From LGBT History Project
Revision as of 17:06, 13 July 2026 by LGBT-HP (talk | contribs) (Created page with "'''DTPM''' ('''Demens Trelirium Post Meridien''') was a London club night founded in 1993 by promoter '''Lee Freeman''', running every Sunday and widely regarded as one of the finest gay and polysexual nights the city has produced. The name – mock-Latin for something like "afternoon madness" – reflected its identity as a Sunday tea dance for serious clubbers, many of them arriving directly from Trade, the legendary after-hours night at Turnmills. DTPM billed itse...")
(diff) ← Older revision | Latest revision (diff) | Newer revision → (diff)

DTPM (Demens Trelirium Post Meridien) was a London club night founded in 1993 by promoter Lee Freeman, running every Sunday and widely regarded as one of the finest gay and polysexual nights the city has produced. The name – mock-Latin for something like "afternoon madness" – reflected its identity as a Sunday tea dance for serious clubbers, many of them arriving directly from Trade, the legendary after-hours night at Turnmills. DTPM billed itself as "polysexual, not gay or straight," and its crowd reflected that: diverse, fashion-conscious, and there for the music.

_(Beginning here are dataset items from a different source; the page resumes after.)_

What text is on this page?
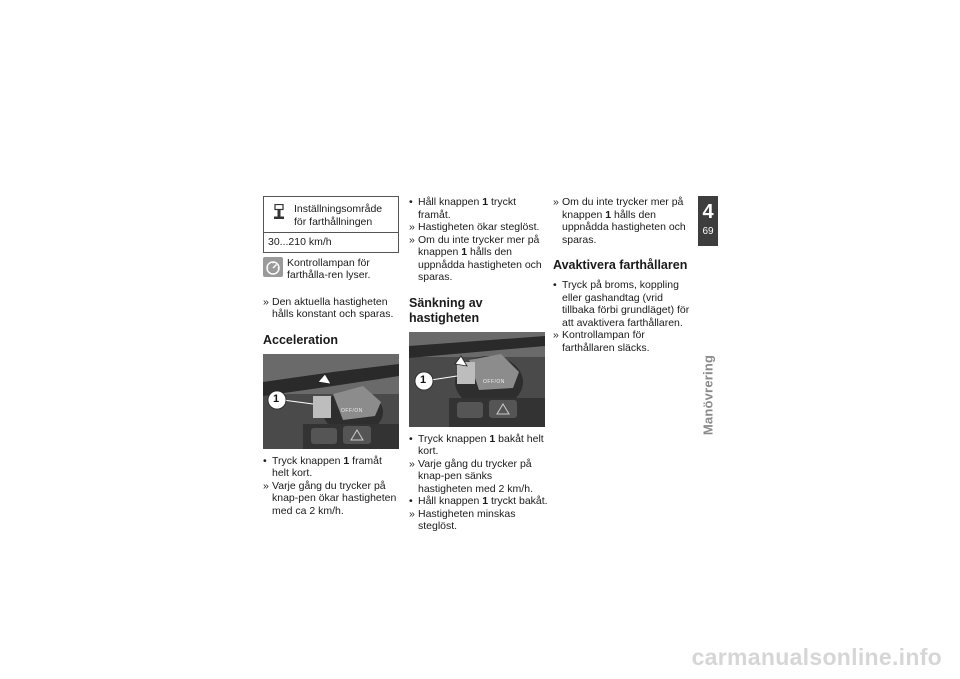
Inställningsområde för farthållningen
30...210 km/h
Kontrollampan för farthålla-ren lyser.
» Den aktuella hastigheten hålls konstant och sparas.
Acceleration
1
OFF/ON
• Tryck knappen 1 framåt helt kort.
» Varje gång du trycker på knap-pen ökar hastigheten med ca 2 km/h.
• Håll knappen 1 tryckt framåt.
» Hastigheten ökar steglöst.
» Om du inte trycker mer på knappen 1 hålls den uppnådda hastigheten och sparas.
Sänkning av hastigheten
1	OFF/ON
• Tryck knappen 1 bakåt helt kort.
» Varje gång du trycker på knap-pen sänks hastigheten med 2 km/h.
• Håll knappen 1 tryckt bakåt.
» Hastigheten minskas steglöst.
» Om du inte trycker mer på knappen 1 hålls den uppnådda hastigheten och sparas.
Avaktivera farthållaren
• Tryck på broms, koppling eller gashandtag (vrid tillbaka förbi grundläget) för att avaktivera farthållaren.
» Kontrollampan för farthållaren släcks.
4
69
Manövrering
carmanualsonline.info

The night launched in April 1993 at Villa Stefano in Holborn, a basement bar-restaurant next to Holborn tube that functioned as a restaurant on weekdays and a club on Sundays. It moved to Bar Rumba in May 1994 and The End in January 1995, before settling at Fabric on Charterhouse Street from 1999, where it ran for eight years. Its final home was the Trocadero on Piccadilly Circus.

The resident DJs included Smokin Jo, Alan Thompson, Steve Thomas, Miquel Pellitero, Mark Westhenry, and Oliver Mohns. The music policy – deep and funky, progressing deliberately through the afternoon and into the evening – was central to DTPM's identity at a time when much of London's gay scene was not known for musical seriousness.

At its peak DTPM attracted celebrities alongside its loyal regular crowd, and its Sunday sessions became a defining social institution of late 1990s and early 2000s queer London. The description of Sunday afternoon at Villa Stefano in its early days – "the after-hours haunt of the most extreme and flamboyant members of the London gay scene, arriving Sunday lunchtime very much the worse for wear" – gives some sense of the atmosphere it maintained across its venues and its decade-plus run.